Experts in Economics & Statistics

A consistent choice for industry leading companies
and the nation's preeminent law firms for over 40 years.

Welch Consulting Employment Index Falls in May

on 03 June 2016

The Welch Consulting Employment Index is continuing its retreat from the level it hit in March. While the index has fallen to 99.1 in May from the recent peak of 99.5 in March, it currently remains above the 2015 year-end value of 99.0.    

The Welch Index measures full-time equivalent employment after adjustment for population growth and the aging of the workforce. The Index value of 99.1 indicates that adjusted full-time equivalent employment is 0.9% below its level in the base year of 2004.  

Over the past 12 months the index has risen from 98.5 to 99.1. The increase in the Index over the past year means that full-time equivalent employment has been growing at a faster rate than the adult population.  Full-time equivalent employment increased 0.6% faster than the adult population over the past year (after making adjustments for the aging of the U.S. adult population). Looking back at the most recent 6 months, the index increased from 98.6 in November 2015 to 99.1 currently – an increase of 0.5%. This rate of change is in line with the overall trend for the last 3 years of about 1.0% increase per year.
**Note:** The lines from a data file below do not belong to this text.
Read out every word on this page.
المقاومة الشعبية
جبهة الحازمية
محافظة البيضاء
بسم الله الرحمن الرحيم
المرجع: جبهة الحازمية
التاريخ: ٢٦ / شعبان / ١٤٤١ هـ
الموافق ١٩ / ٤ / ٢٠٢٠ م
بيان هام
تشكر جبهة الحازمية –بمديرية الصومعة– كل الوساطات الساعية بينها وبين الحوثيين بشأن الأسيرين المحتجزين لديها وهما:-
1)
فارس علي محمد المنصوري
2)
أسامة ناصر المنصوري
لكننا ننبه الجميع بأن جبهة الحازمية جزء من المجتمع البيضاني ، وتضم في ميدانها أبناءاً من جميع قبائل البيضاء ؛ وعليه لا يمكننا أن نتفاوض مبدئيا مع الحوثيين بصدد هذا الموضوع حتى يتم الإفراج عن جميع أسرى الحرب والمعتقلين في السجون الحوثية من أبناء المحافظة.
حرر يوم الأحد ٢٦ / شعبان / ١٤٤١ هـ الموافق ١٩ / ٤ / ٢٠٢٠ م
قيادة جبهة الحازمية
When broken out by gender, men saw a decline in employment in May, while women had a small increase. The index for men fell 0.2 points in May, from 97.8 to 97.6, while the index for women rose from 101.0 to 101.1, reversing April’s decline. For the past 12 months the index for men has risen 0.5 points and the index for women has risen 0.8 points.

may2016 welch index

may2016 welch index gender

Technical Note: Full-time equivalent employment equals full-time employment plus one half of part-time employment from the BLS household survey.  The Welch index adjusts for the changing age distribution of the population by fixing the age distribution of adults to the distribution in the base year of 2004.  Seasonal effects for the share of workers employed in part-time jobs are removed in a regression framework using monthly indicator variables.